Des vidéos virales, largement diffusées sur internet, prennent pour cible le chef de la junte du Burkina Faso, le capitaine Ibrahim Traoré, en le glorifiant. Ces images, qui incluent des visages célèbres tels que Beyoncé et R. Kelly, prétendent mettre en avant un « dirigeant exceptionnel ».

Cette série de vidéos, clairement manipulée, s’inscrit dans une campagne de désinformation orchestrée par la junte burkinabè. L’objectif ? Créer une image héroïque autour du capitaine Traoré, détournant l’attention des violences terroristes et de la répression des opposants. Depuis avril, le phénomène a pris de l’ampleur, notamment dans des pays anglophones de l’Afrique de l’Ouest.

Représentations Fantaisistes

Parmi ces vidéos, l’une a accumulé plus de deux millions de vues depuis mai. Elle montre R. Kelly, actuellement incarcéré, chantant en l’honneur de Traoré depuis sa cellule, célébrant son courage dans une mise en scène émotive.
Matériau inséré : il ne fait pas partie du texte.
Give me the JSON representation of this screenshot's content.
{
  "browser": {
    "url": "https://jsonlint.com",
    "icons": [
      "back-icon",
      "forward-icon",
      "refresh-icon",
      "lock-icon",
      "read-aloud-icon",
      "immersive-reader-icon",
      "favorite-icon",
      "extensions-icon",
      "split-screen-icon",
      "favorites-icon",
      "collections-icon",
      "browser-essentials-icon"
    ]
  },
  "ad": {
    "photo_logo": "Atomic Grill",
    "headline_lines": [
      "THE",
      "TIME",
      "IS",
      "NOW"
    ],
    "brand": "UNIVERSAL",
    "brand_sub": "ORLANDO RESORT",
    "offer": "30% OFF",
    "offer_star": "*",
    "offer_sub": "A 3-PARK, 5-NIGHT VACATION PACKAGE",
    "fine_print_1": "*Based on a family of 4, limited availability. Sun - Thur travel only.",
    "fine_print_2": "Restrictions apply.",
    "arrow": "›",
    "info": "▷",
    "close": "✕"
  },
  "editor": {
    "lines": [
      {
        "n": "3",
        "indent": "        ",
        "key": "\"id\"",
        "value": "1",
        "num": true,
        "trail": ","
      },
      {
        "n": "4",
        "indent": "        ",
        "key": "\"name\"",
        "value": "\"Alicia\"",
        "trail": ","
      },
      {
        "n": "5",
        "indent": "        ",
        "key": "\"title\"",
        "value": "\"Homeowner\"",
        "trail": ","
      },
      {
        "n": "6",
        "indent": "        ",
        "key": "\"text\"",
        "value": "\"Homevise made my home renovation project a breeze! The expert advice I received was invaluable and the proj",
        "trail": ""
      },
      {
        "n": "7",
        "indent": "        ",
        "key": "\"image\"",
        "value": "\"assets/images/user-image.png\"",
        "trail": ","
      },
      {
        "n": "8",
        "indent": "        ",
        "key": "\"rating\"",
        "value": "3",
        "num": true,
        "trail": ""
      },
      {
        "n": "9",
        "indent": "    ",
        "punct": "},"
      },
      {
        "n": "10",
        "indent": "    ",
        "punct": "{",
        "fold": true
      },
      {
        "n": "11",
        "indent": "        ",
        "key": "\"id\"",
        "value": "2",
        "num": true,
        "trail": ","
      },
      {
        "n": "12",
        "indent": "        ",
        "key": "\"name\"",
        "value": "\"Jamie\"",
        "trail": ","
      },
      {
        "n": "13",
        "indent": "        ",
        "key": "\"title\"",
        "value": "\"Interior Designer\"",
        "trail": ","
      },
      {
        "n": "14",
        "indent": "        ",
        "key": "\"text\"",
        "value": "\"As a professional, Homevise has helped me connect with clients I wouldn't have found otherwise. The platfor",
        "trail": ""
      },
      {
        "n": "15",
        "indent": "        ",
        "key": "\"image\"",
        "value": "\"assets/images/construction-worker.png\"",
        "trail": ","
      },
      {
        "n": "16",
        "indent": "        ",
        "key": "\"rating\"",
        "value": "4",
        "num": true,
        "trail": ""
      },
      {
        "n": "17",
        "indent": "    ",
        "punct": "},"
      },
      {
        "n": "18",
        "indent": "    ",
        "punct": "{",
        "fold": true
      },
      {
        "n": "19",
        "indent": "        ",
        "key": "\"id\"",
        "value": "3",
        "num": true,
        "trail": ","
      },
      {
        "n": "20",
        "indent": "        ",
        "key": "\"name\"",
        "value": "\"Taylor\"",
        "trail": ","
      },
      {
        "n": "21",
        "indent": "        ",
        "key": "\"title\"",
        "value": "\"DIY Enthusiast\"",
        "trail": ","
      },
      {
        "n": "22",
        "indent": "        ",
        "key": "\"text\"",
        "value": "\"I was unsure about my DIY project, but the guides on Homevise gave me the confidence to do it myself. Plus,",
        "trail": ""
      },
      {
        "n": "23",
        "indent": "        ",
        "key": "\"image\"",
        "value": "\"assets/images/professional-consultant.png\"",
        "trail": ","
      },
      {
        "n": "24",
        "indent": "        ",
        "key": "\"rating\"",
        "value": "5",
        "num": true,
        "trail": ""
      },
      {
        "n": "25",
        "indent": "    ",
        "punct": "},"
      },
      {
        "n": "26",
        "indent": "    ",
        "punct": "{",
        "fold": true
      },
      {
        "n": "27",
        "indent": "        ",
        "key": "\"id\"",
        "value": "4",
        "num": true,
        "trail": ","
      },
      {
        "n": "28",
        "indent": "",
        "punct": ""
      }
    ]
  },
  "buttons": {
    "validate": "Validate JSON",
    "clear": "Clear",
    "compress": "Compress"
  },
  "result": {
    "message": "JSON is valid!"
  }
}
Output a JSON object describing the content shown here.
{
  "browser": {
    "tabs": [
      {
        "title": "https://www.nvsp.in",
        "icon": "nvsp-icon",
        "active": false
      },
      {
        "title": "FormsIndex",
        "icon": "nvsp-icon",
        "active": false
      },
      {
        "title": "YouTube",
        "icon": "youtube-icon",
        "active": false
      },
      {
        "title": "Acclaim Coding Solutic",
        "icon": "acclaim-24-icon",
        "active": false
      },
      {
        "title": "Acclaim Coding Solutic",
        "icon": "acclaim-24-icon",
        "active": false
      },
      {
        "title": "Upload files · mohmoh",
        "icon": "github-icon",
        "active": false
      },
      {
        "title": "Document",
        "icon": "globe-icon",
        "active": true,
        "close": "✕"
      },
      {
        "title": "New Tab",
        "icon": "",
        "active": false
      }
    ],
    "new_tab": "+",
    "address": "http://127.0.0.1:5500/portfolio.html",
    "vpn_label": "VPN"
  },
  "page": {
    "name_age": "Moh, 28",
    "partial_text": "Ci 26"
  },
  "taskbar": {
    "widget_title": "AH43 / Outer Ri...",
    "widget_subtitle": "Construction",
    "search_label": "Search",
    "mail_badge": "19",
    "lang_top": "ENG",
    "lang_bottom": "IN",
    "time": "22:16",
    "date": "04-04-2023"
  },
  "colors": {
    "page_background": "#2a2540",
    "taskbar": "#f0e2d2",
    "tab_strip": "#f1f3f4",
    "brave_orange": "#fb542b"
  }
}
Une autre vidéo présente une prétendue Beyoncé, en larmes, chantant dans divers décors dramatiques en faveur du capitaine. Même une figure religieuse, le pape Léon XIV, se retrouve fictivement impliquée dans cette ode numérique, répondant à une lettre supposée de Traoré.

Un chercheur américain souligne que ces initiatives de désinformation visent à renforcer le culte de la personnalité de Traoré dans les pays voisins. Il ajoute que la distraction ainsi créée masque l’échec de la junte à lutter efficacement contre les groupes jihadistes, défi majeur après le coup d’État de 2022.

Les violences terroristes s’intensifiant, le Burkina Faso connaît une escalade de tensions, amplifiée par une tentative de coup d’État en mars, peu avant le début de cette campagne pro-Traoré.

Allégations d’Ingérence Étrangère

Des influenceurs africains et américains ont contribué à cette désinformation, critiquant des figures militaires américaines tout en louant Traoré. Un expert en influence numérique au Burkina Faso indique que des groupes de cybermilitants, dirigés par Ibrahima Maïga depuis les États-Unis, opèrent comme une véritable armée numérique.

Des soupçons d’implication russe planent également sur ces campagnes. Un chercheur américain a découvert des liens entre ces opérations et la Russie, cibles principales étant le Ghana et le Nigeria. Dans cette optique, certains médias burkinabè et togolais auraient accepté des compensations financières de la part d’agents russes pour diffuser la propagande.

Au Burkina Faso, la junte a restreint la liberté de la presse en expulsant les médias internationaux et en imposant la censure. Les journalistes locaux, sous la menace d’être envoyés en première ligne contre les jihadistes, se restreignent dans leur couverture médiatique. Dans la diaspora, certains Burkinabè tentent de contrer ce discours gouvernemental, malgré les risques juridiques encourus, rendant toute contestation de la version officielle périlleuse.